Violences de Litvínov : l’échec de l’intégration des Roms et lamontée du nationalisme
Les violents affrontements qui ont mis aux prises 600 partisans de
l’extrême droite et 1 200 policiers, lundi, à Litvínov, en Bohême du
Nord, ont mis en exergue quelques-uns des principaux problèmes auxquels
est aujourd’hui confrontée la société tchèque. Les débordements de
la manifestation ont une nouvelle fois fait apparaître au grand jour la
réalité de la cohabitation problématique entre la majorité blanche, ou
non-rom, de la population et la minorité rom. Un constat qui, à la
lumière des événements de Litvínov, s’accompagne de la confirmation
de la montée en puissance du nationalisme.
Un millier de Roms vivent dans la cité de Janov, cible de l’attaque des
centaines d’extrémistes. Il ne s’agit cependant pas d’un ghetto
comme il en existe ailleurs dans le pays ou en Slovaquie voisine. Mais les
Roms de Janov ont pour voisins des Tchèques blancs ou non-roms. A en
croire les témoignages de ces derniers, la coexistence des deux
communautés est impossible depuis de nombreuses années. Lassés de
l’inaction des autorités, tant à l’échelle locale que nationale, une
partie d’entre eux ont ouvertement soutenu l’action des néonazis,
lundi, dont l’objectif délibéré était d’agresser les Roms.
« Il faut comprendre que la majorité des gens qui habitent dans la cité
sont aujourd’hui vraiment désespérés, confirme le maire adjoint de
Litvínov, Martin Klika. Ce désespoir explique qu’ils sont prêts à
saisir toute occasion qui puisse les aider. De notre côté, à la mairie,
nous nous efforçons de faire le plus possible. Avec les propriétaires des
immeubles, nous préparons une revitalisation de la cité. Mais c’est aux
ministres de résoudre le problème qui se pose par exemple à Janov et de
prendre les décisions que nous réclamons depuis plusieurs années.
Jusqu’à présent, ils se sont contentés de se rendre sur les lieux mais
personne n’a jamais proposé de mesures concrètes. »
C’est un fait : deux communautés aux habitudes, au style de vie
complètement différents et aux conditions sociales opposées vivent
l’une à côté de l’autre. Une situation que l’on retrouve
principalement dans les régions de Bohême du Nord et de Moravie du Nord,
comme en témoignent les divers incidents régulièrement relayés par les
médias.
Ce phénomène s’accompagne d’une recrudescence du nationalisme. Si la
République tchèque est un des rares pays en Europe où les partis
d’extrême droite sont quasiment inexistants sur la scène politique, les
manifestations d’organisations radicales comme celle du Parti ouvrier
lundi ont toutefois tendance à se multiplier et à gagner en ampleur
depuis quelque temps. L’immense majorité de la population est pendant
longtemps restée sourde et indifférente aux slogans racistes, mais
aujourd’hui, ces mêmes slogans semblent récolter un certain écho dans
certaines zones sensibles, comme à Litvínov.
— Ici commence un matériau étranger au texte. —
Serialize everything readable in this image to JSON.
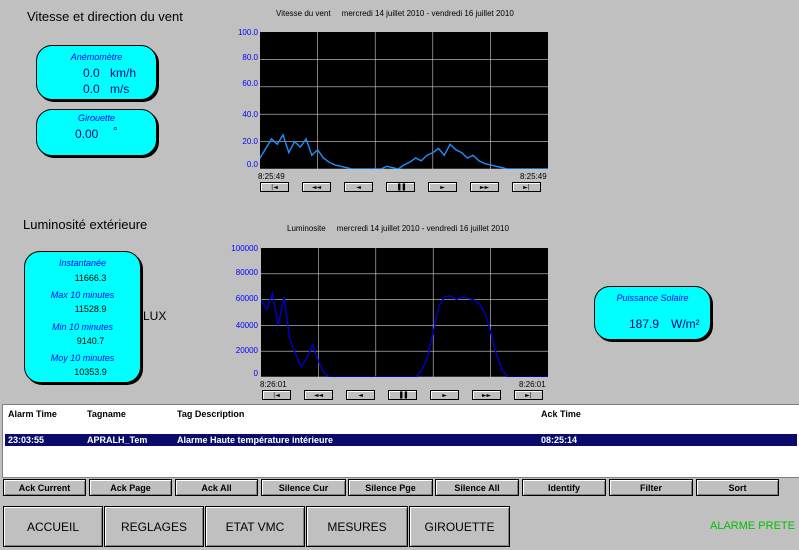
{
  "wind": {
    "title": "Vitesse et direction du vent",
    "chart_title": "Vitesse du vent     mercredi 14 juillet 2010 - vendredi 16 juillet 2010",
    "anemometer": {
      "caption": "Anémomètre",
      "kmh": "0.0",
      "kmh_unit": "km/h",
      "ms": "0.0",
      "ms_unit": "m/s"
    },
    "vane": {
      "caption": "Girouette",
      "value": "0.00",
      "unit": "°"
    },
    "time_start": "8:25:49",
    "time_end": "8:25:49"
  },
  "lum": {
    "title": "Luminosité extérieure",
    "chart_title": "Luminosite     mercredi 14 juillet 2010 - vendredi 16 juillet 2010",
    "inst_label": "Instantanée",
    "inst_value": "11666.3",
    "max_label": "Max 10 minutes",
    "max_value": "11528.9",
    "min_label": "Min 10 minutes",
    "min_value": "9140.7",
    "avg_label": "Moy 10 minutes",
    "avg_value": "10353.9",
    "unit": "LUX",
    "time_start": "8:26:01",
    "time_end": "8:26:01"
  },
  "solar": {
    "caption": "Puissance Solaire",
    "value": "187.9",
    "unit": "W/m²"
  },
  "playback": [
    "|◄",
    "◄◄",
    "◄",
    "▐▐",
    "►",
    "►►",
    "►|"
  ],
  "chart_data": [
    {
      "type": "line",
      "title": "Vitesse du vent     mercredi 14 juillet 2010 - vendredi 16 juillet 2010",
      "yticks": [
        "100.0",
        "80.0",
        "60.0",
        "40.0",
        "20.0",
        "0.0"
      ],
      "ylim": [
        0,
        100
      ],
      "xlim": [
        0,
        1
      ],
      "color": "#1e90ff",
      "series": [
        {
          "x": [
            0.0,
            0.02,
            0.04,
            0.06,
            0.08,
            0.1,
            0.12,
            0.14,
            0.16,
            0.18,
            0.2,
            0.22,
            0.24,
            0.26,
            0.28,
            0.3,
            0.32,
            0.34,
            0.36,
            0.38,
            0.4,
            0.42,
            0.44,
            0.46,
            0.48,
            0.5,
            0.52,
            0.54,
            0.56,
            0.58,
            0.6,
            0.62,
            0.64,
            0.66,
            0.68,
            0.7,
            0.72,
            0.74,
            0.76,
            0.78,
            0.8,
            0.82,
            0.84,
            0.86,
            0.88,
            0.9,
            0.92,
            0.94,
            0.96,
            0.98,
            1.0
          ],
          "y": [
            8,
            15,
            22,
            18,
            25,
            12,
            20,
            16,
            22,
            10,
            14,
            8,
            5,
            3,
            2,
            1,
            0,
            0,
            0,
            0,
            0,
            0,
            2,
            1,
            0,
            3,
            5,
            8,
            6,
            10,
            12,
            15,
            10,
            18,
            14,
            12,
            8,
            10,
            6,
            4,
            3,
            2,
            1,
            0,
            0,
            0,
            0,
            0,
            0,
            0,
            0
          ]
        }
      ]
    },
    {
      "type": "line",
      "title": "Luminosite     mercredi 14 juillet 2010 - vendredi 16 juillet 2010",
      "yticks": [
        "100000",
        "80000",
        "60000",
        "40000",
        "20000",
        "0"
      ],
      "ylim": [
        0,
        100000
      ],
      "xlim": [
        0,
        1
      ],
      "color": "#0000cd",
      "series": [
        {
          "x": [
            0.0,
            0.02,
            0.04,
            0.06,
            0.08,
            0.1,
            0.12,
            0.14,
            0.16,
            0.18,
            0.2,
            0.22,
            0.24,
            0.26,
            0.28,
            0.3,
            0.32,
            0.34,
            0.36,
            0.38,
            0.4,
            0.42,
            0.44,
            0.46,
            0.48,
            0.5,
            0.52,
            0.54,
            0.56,
            0.58,
            0.6,
            0.62,
            0.64,
            0.66,
            0.68,
            0.7,
            0.72,
            0.74,
            0.76,
            0.78,
            0.8,
            0.82,
            0.84,
            0.86,
            0.88,
            0.9,
            0.92,
            0.94,
            0.96,
            0.98,
            1.0
          ],
          "y": [
            60000,
            52000,
            65000,
            40000,
            62000,
            30000,
            18000,
            8000,
            15000,
            25000,
            12000,
            3000,
            0,
            0,
            0,
            0,
            0,
            0,
            0,
            0,
            0,
            0,
            0,
            0,
            0,
            0,
            0,
            0,
            5000,
            15000,
            35000,
            55000,
            62000,
            63000,
            60000,
            62000,
            61000,
            60000,
            57000,
            50000,
            35000,
            18000,
            5000,
            0,
            0,
            0,
            0,
            0,
            0,
            0,
            0
          ]
        }
      ]
    }
  ],
  "alarms": {
    "headers": {
      "time": "Alarm Time",
      "tag": "Tagname",
      "desc": "Tag Description",
      "ack": "Ack Time"
    },
    "row": {
      "time": "23:03:55",
      "tag": "APRALH_Tem",
      "desc": "Alarme Haute température intérieure",
      "ack": "08:25:14"
    }
  },
  "ack_buttons": [
    "Ack Current",
    "Ack Page",
    "Ack All",
    "Silence Cur",
    "Silence Pge",
    "Silence All",
    "Identify",
    "Filter",
    "Sort"
  ],
  "nav_buttons": [
    "ACCUEIL",
    "REGLAGES",
    "ETAT VMC",
    "MESURES",
    "GIROUETTE"
  ],
  "status": {
    "text": "ALARME PRETE",
    "color": "#00c000"
  }
}
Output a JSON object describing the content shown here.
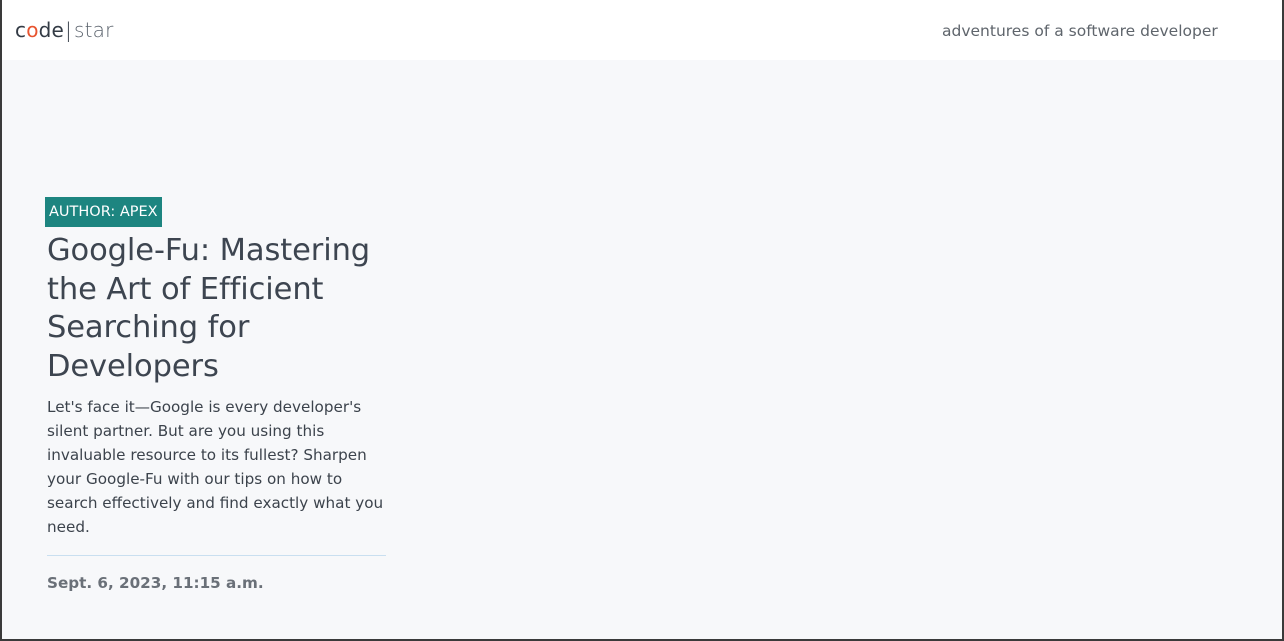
{
  "site": {
    "brand": {
      "part1": "c",
      "part2": "o",
      "part3": "de",
      "separator": "|",
      "part4": "star"
    },
    "tagline": "adventures of a software developer"
  },
  "article": {
    "author_badge": "AUTHOR: APEX",
    "title": "Google-Fu: Mastering the Art of Efficient Searching for Developers",
    "excerpt": "Let's face it—Google is every developer's silent partner. But are you using this invaluable resource to its fullest? Sharpen your Google-Fu with our tips on how to search effectively and find exactly what you need.",
    "date": "Sept. 6, 2023, 11:15 a.m."
  },
  "colors": {
    "accent_badge": "#1d8580",
    "brand_o": "#e8542f",
    "page_background": "#f7f8fa",
    "navbar_background": "#ffffff"
  }
}
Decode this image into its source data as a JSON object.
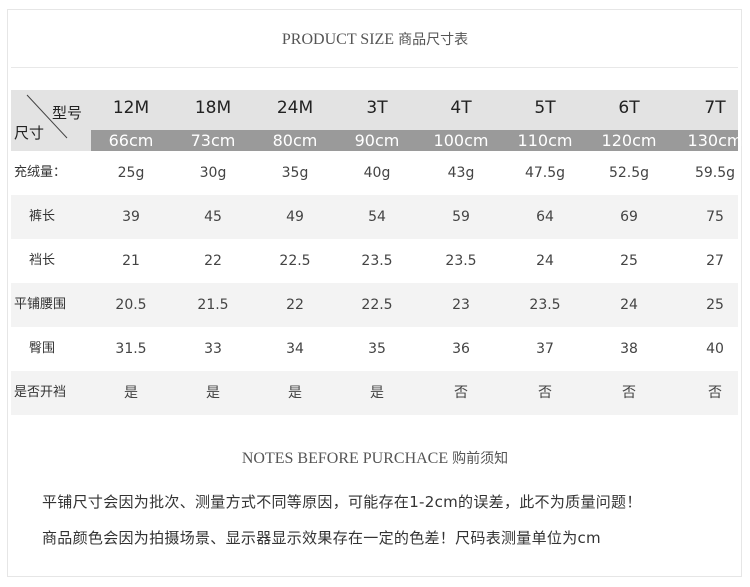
{
  "title": {
    "en": "PRODUCT SIZE",
    "cn": "商品尺寸表"
  },
  "table": {
    "corner": {
      "type_label": "型号",
      "size_label": "尺寸"
    },
    "sizes": [
      "12M",
      "18M",
      "24M",
      "3T",
      "4T",
      "5T",
      "6T",
      "7T"
    ],
    "heights": [
      "66cm",
      "73cm",
      "80cm",
      "90cm",
      "100cm",
      "110cm",
      "120cm",
      "130cm"
    ],
    "rows": [
      {
        "label": "充绒量：",
        "values": [
          "25g",
          "30g",
          "35g",
          "40g",
          "43g",
          "47.5g",
          "52.5g",
          "59.5g"
        ]
      },
      {
        "label": "裤长",
        "values": [
          "39",
          "45",
          "49",
          "54",
          "59",
          "64",
          "69",
          "75"
        ]
      },
      {
        "label": "裆长",
        "values": [
          "21",
          "22",
          "22.5",
          "23.5",
          "23.5",
          "24",
          "25",
          "27"
        ]
      },
      {
        "label": "平铺腰围",
        "values": [
          "20.5",
          "21.5",
          "22",
          "22.5",
          "23",
          "23.5",
          "24",
          "25"
        ]
      },
      {
        "label": "臀围",
        "values": [
          "31.5",
          "33",
          "34",
          "35",
          "36",
          "37",
          "38",
          "40"
        ]
      },
      {
        "label": "是否开裆",
        "values": [
          "是",
          "是",
          "是",
          "是",
          "否",
          "否",
          "否",
          "否"
        ]
      }
    ]
  },
  "notes": {
    "title_en": "NOTES BEFORE PURCHACE",
    "title_cn": "购前须知",
    "lines": [
      "平铺尺寸会因为批次、测量方式不同等原因，可能存在1-2cm的误差，此不为质量问题！",
      "商品颜色会因为拍摄场景、显示器显示效果存在一定的色差！尺码表测量单位为cm"
    ]
  },
  "colors": {
    "header_bg": "#e3e3e3",
    "height_bar": "#9a9a9a",
    "row_shade": "#f3f3f3"
  }
}
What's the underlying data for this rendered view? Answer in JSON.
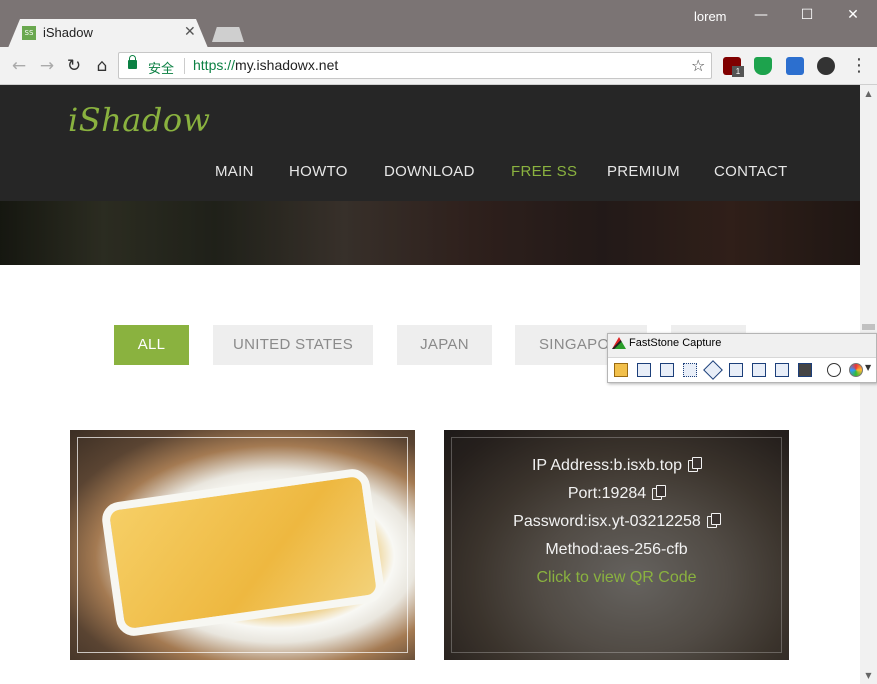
{
  "browser": {
    "tab_title": "iShadow",
    "tab_favicon_text": "SS",
    "profile_name": "lorem",
    "window_controls": {
      "minimize": "—",
      "maximize": "☐",
      "close": "✕"
    },
    "security_label": "安全",
    "url_scheme": "https://",
    "url_host": "my.ishadowx.net",
    "nav_icons": {
      "back": "←",
      "forward": "→",
      "reload": "↻",
      "home": "⌂",
      "star": "☆",
      "menu": "⋮"
    },
    "extension_badge": "1"
  },
  "site": {
    "logo": "iShadow",
    "nav": [
      "MAIN",
      "HOWTO",
      "DOWNLOAD",
      "FREE SS",
      "PREMIUM",
      "CONTACT"
    ],
    "active_nav": "FREE SS",
    "filters": [
      "ALL",
      "UNITED STATES",
      "JAPAN",
      "SINGAPO"
    ],
    "active_filter": "ALL",
    "server": {
      "ip": "IP Address:b.isxb.top",
      "port": "Port:19284",
      "password": "Password:isx.yt-03212258",
      "method": "Method:aes-256-cfb",
      "qr_link": "Click to view QR Code"
    }
  },
  "faststone": {
    "title": "FastStone Capture",
    "tools": [
      "open-icon",
      "window-icon",
      "object-icon",
      "rectangle-icon",
      "freehand-icon",
      "fullscreen-icon",
      "scrolling-icon",
      "fixed-region-icon",
      "video-icon",
      "timer-icon",
      "paint-icon"
    ]
  },
  "colors": {
    "accent": "#8ab23f",
    "header_bg": "#262626",
    "titlebar": "#7b7474"
  }
}
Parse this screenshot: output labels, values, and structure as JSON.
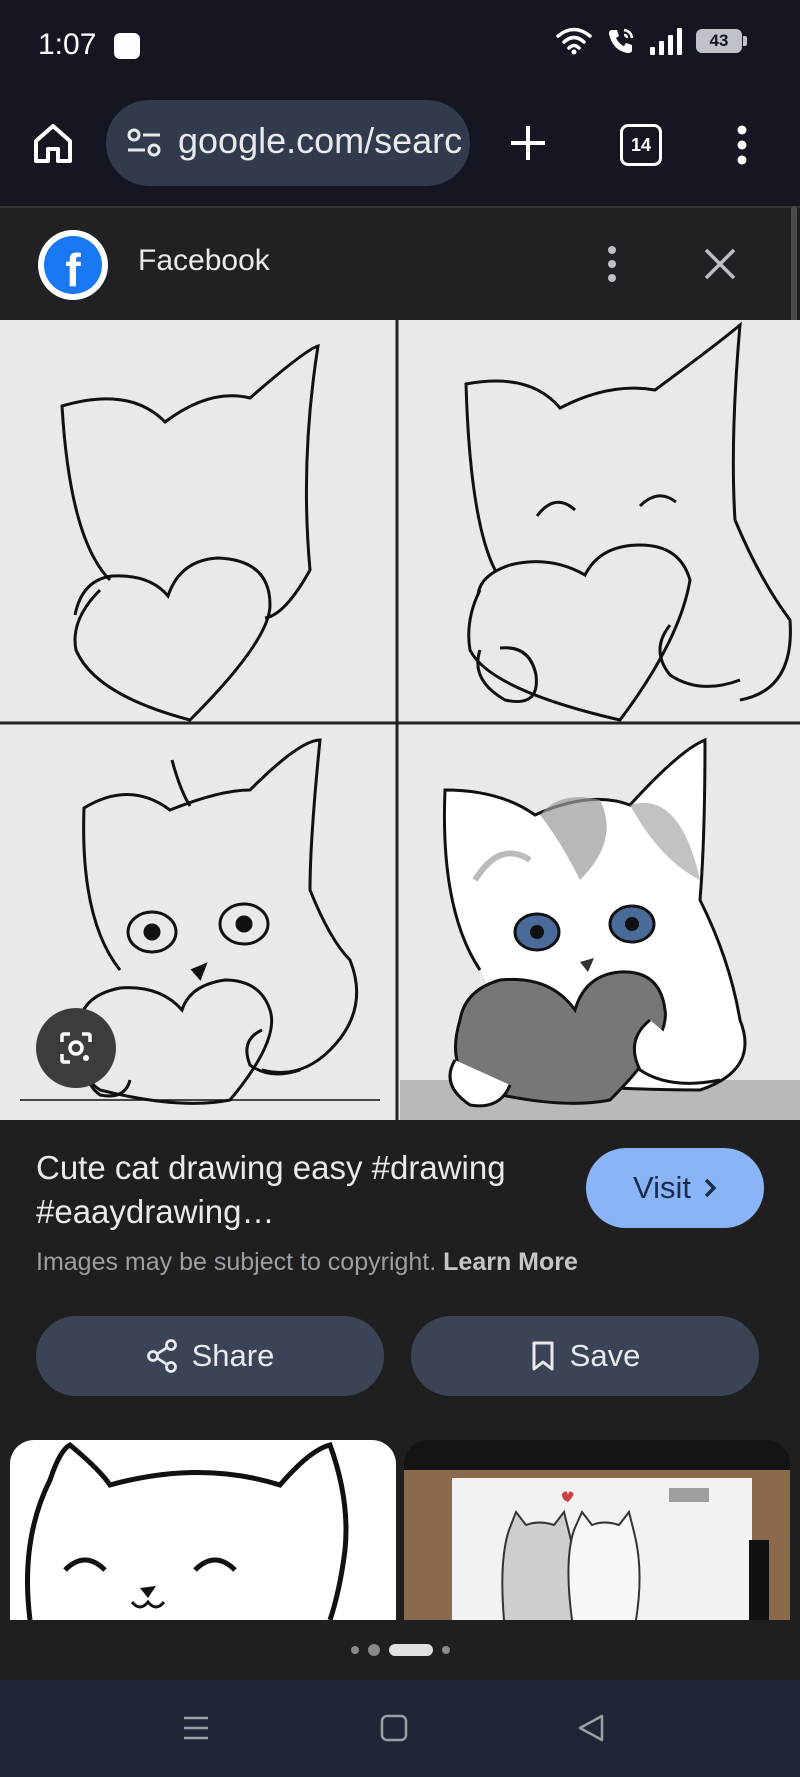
{
  "status_bar": {
    "time": "1:07",
    "battery": "43"
  },
  "browser": {
    "url": "google.com/searc",
    "tab_count": "14"
  },
  "source": {
    "name": "Facebook",
    "logo_letter": "f"
  },
  "result": {
    "title": "Cute cat drawing easy #drawing #eaaydrawing…",
    "visit_label": "Visit",
    "copyright_text": "Images may be subject to copyright.",
    "learn_more": "Learn More",
    "share_label": "Share",
    "save_label": "Save"
  },
  "icons": {
    "home": "home-icon",
    "tune": "tune-icon",
    "add": "plus-icon",
    "more": "more-vert-icon",
    "close": "close-icon",
    "lens": "lens-icon",
    "share": "share-icon",
    "bookmark": "bookmark-icon",
    "recents": "recents-icon",
    "home_nav": "home-square-icon",
    "back": "back-triangle-icon"
  },
  "pager": {
    "count": 4,
    "active_index": 2
  },
  "colors": {
    "accent": "#8ab4f8",
    "toolbar": "#141722",
    "surface": "#1f1f1f",
    "button": "#3b4456",
    "facebook": "#1877f2"
  }
}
« Il n’existe pas de solution simple à court terme, observe le
politologue Miroslav Mareš. Bien entendu, une des solutions serait de
supprimer les ghettos roms et les problèmes qui sont liés à leur
existence, mais c’est plus facile à dire qu’à faire. Il est
également nécessaire d’être plus intransigeant dans la lutte contre la
criminalité rom ou ethnique et d’isoler le noyau dur des extrémistes
qui organise les violences. Enfin, sur le long terme, il faut que l’Etat
mette en place une politique qui n’engendre pas de tensions
interethniques. C’est l’affaire des municipalités mais aussi du
gouvernement et des forces de l’ordre. »
En réaction aux affrontements de Litvínov, le ministère de
l’Intérieur a fait savoir qu’il envisageait d’interdire le Parti
ouvrier. Une décision qui ne résoudrait cependant en rien
l’inefficacité du processus d’intégration de la communauté rom. Une
intégration qui se révèle être un échec total, comme le constate le
sociologue Ivan Gabal :
« Ces localités exclues se sont formées au cours des quinze dernières
années. L’opinion publique s’attendait à ce que le processus
d’intégration, pour peu qu’il se mette en marche, nécessite plusieurs
dizaines d’années. Le problème est qu’il n’a jamais commencé et
que la conception et les divers projets de l’agence gouvernementale
n’ont absolument mené à rien. C’est pourquoi je pense que le Premier
ministre devrait prendre les décisions qui s’imposent à la lumière de
ce qui s’est passé à Janov. »
En janvier dernier, la nouvelle agence gouvernementale pour
l’intégration sociale dans les localités roms avait lancé son action,
en ciblant notamment douze zones sensibles, dont Litvínov ne fait pas
partie. L’objectif officiel de cette agence est de transformer les
ghettos roms de telle manière à les faire disparaître ou à y améliorer
sensiblement les conditions de vie afin de favoriser l’accès de la
population à l’éducation, à l’emploi et à un meilleur logement. Une
politique plus de discrimination positive que d’intégration qui semble
restée pour l’heure sans effets et qui, visiblement, ne plaît à tout
le monde en République tchèque.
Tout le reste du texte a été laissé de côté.